Acórdão nº 816/16.6T8GMR.G1.S1 de Supremo Tribunal de Justiça (Portugal), 27 de Junho de 2019

Magistrado ResponsávelPEDRO DE LIMA GONÇALVES
Data da Resolução27 de Junho de 2019
EmissorSupremo Tribunal de Justiça (Portugal)

I Relatório 1.

AA– Companhia de Seguros, S.A.

intentou contra Companhia de Seguros BB, S.A.

ação declarativa, sob a forma de processo comum, pedindo a condenação no pagamento da quantia global de €156 561,34, acrescida de juros de mora vincendos, contados desde a citação e até integral pagamento, calculados dia a dia, às taxas de juro comercial, sobre o capital em dívida.

Alega, em síntese, que incorporou por fusão a sociedade CC, SA, a qual tinha celebrado com DD, S.A. contrato nos termos do qual assegurou a cobertura do risco completo dos danos traumatológicos causados aos trabalhadores daquela, indicados nas folhas de salários; em dezembro de 2008 foi-lhe participado um acidente ocorrido com as trabalhadoras EE, FF, GG, HH e II, as quais, no dia 20 de dezembro de 2008, pelas 12h50, no regresso das mesmas às instalações daquela empresa após a pausa do almoço, foram colhidas pelo veículo automóvel matrícula ...-PJ, cuja responsabilidade do ramo automóvel fora transferido para a Ré.

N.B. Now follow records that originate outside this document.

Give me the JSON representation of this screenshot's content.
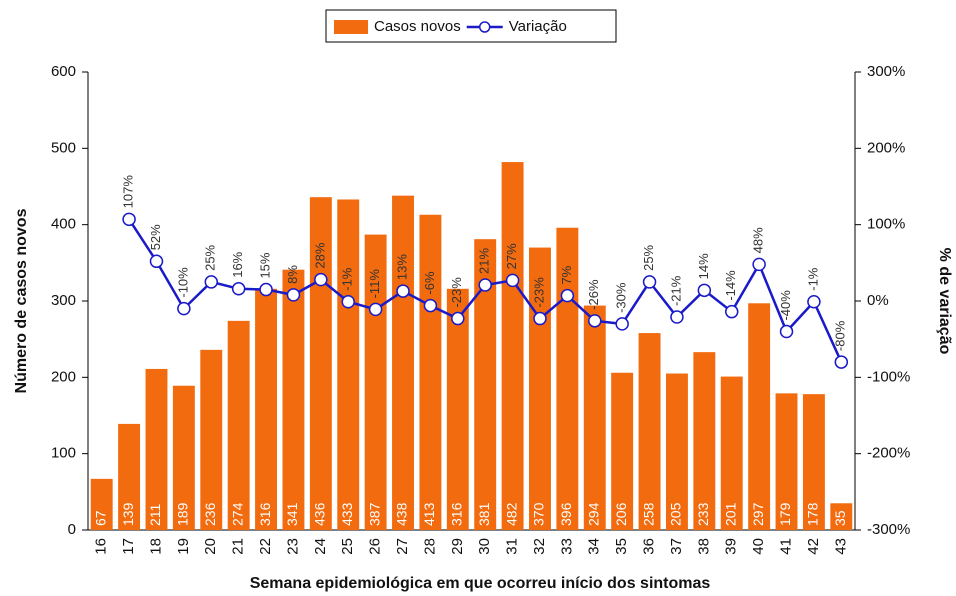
{
  "chart_data": {
    "type": "bar",
    "x_label": "Semana epidemiológica em que ocorreu início dos sintomas",
    "y_label": "Número de casos novos",
    "y2_label": "% de variação",
    "categories": [
      "16",
      "17",
      "18",
      "19",
      "20",
      "21",
      "22",
      "23",
      "24",
      "25",
      "26",
      "27",
      "28",
      "29",
      "30",
      "31",
      "32",
      "33",
      "34",
      "35",
      "36",
      "37",
      "38",
      "39",
      "40",
      "41",
      "42",
      "43"
    ],
    "series": [
      {
        "name": "Casos novos",
        "type": "bar",
        "color": "#f26b0f",
        "values": [
          67,
          139,
          211,
          189,
          236,
          274,
          316,
          341,
          436,
          433,
          387,
          438,
          413,
          316,
          381,
          482,
          370,
          396,
          294,
          206,
          258,
          205,
          233,
          201,
          297,
          179,
          178,
          35
        ]
      },
      {
        "name": "Variação",
        "type": "line",
        "axis": "y2",
        "color": "#1a1ac8",
        "values": [
          null,
          107,
          52,
          -10,
          25,
          16,
          15,
          8,
          28,
          -1,
          -11,
          13,
          -6,
          -23,
          21,
          27,
          -23,
          7,
          -26,
          -30,
          25,
          -21,
          14,
          -14,
          48,
          -40,
          -1,
          -80
        ],
        "value_labels": [
          null,
          "107%",
          "52%",
          "-10%",
          "25%",
          "16%",
          "15%",
          "8%",
          "28%",
          "-1%",
          "-11%",
          "13%",
          "-6%",
          "-23%",
          "21%",
          "27%",
          "-23%",
          "7%",
          "-26%",
          "-30%",
          "25%",
          "-21%",
          "14%",
          "-14%",
          "48%",
          "-40%",
          "-1%",
          "-80%"
        ]
      }
    ],
    "ylim": [
      0,
      600
    ],
    "yticks": [
      0,
      100,
      200,
      300,
      400,
      500,
      600
    ],
    "y2lim": [
      -300,
      300
    ],
    "y2ticks": [
      {
        "value": -300,
        "label": "-300%"
      },
      {
        "value": -200,
        "label": "-200%"
      },
      {
        "value": -100,
        "label": "-100%"
      },
      {
        "value": 0,
        "label": "0%"
      },
      {
        "value": 100,
        "label": "100%"
      },
      {
        "value": 200,
        "label": "200%"
      },
      {
        "value": 300,
        "label": "300%"
      }
    ],
    "legend": "top"
  }
}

Assumiu todas as despesas relacionadas com a recuperação das trabalhadoras, pagou indemnizações pelos períodos de incapacidade temporária e as pensões; intentou contra a Ré ação sob o nº 2692/12.9TJVNF relativamente aos pagamentos que fizera até 14 de agosto de 2012, na qual foram fixados os factos provados e proferida sentença condenando esta a pagar-lhe a quantia de €355 782,81, acrescida de juros de mora.

Manteve a assistência às trabalhadoras EE e FF, nos montantes de €33 679,56 e €122 881,78, respetivamente, constituindo provisões matemáticas para garantia das pensões devidas de €93 589,51 para a primeira e €110 577,98, €117 976,25 e €17 075,26 para a segunda.

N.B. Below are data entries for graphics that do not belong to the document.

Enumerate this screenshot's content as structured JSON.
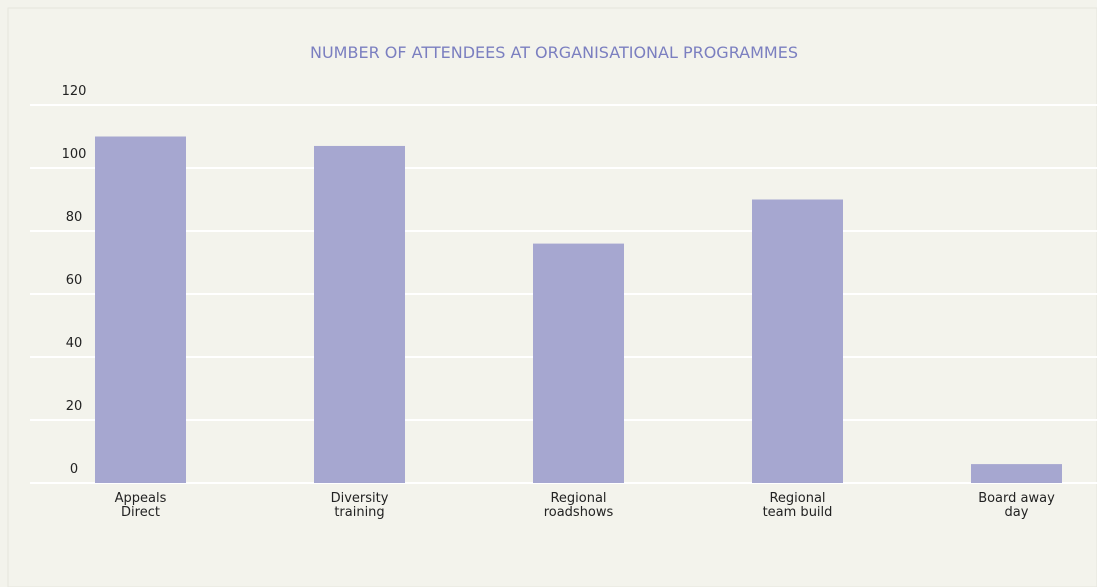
{
  "chart_data": {
    "type": "bar",
    "title": "NUMBER OF ATTENDEES AT ORGANISATIONAL PROGRAMMES",
    "categories": [
      "Appeals Direct",
      "Diversity training",
      "Regional roadshows",
      "Regional team build",
      "Board away day"
    ],
    "values": [
      110,
      107,
      76,
      90,
      6
    ],
    "color": "#a6a7d0",
    "ylim": [
      0,
      120
    ],
    "yticks": [
      0,
      20,
      40,
      60,
      80,
      100,
      120
    ],
    "grid": true
  }
}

  1. Citada, a Ré contestou, alegando que o direito emergente das prestações laborais deveria ter sido exercido pela Autora na ação anteriormente proposta, bem como invocou a prescrição do direito da demandante por já ter decorrido o prazo de três anos aplicável aos casos de responsabilidade civil por facto ilícito.

  2. A Autora respondeu, referindo que nada a impede de, efetuados os pagamentos sucessivos no âmbito e por conta das garantias do contrato de seguro às duas trabalhadoras, diligenciar junto do responsável civil pelo seu reembolso judicial ou extrajudicial e defendeu que o prazo prescricional na relação seguradora do trabalho – seguradora do acidente de viação é de vinte anos; invocou também o prazo mais longo de cinco anos quando o facto ilícito constitui crime.

  3. Dispensada a audiência prévia, foi proferido despacho saneador que julgou improcedente a exceção dilatória inominada e julgou prescritos créditos invocados pela Autora no montante de €22 013,55, relativos a pagamentos realizados entre 23 de agosto de 2012 e 15 de fevereiro de 2013.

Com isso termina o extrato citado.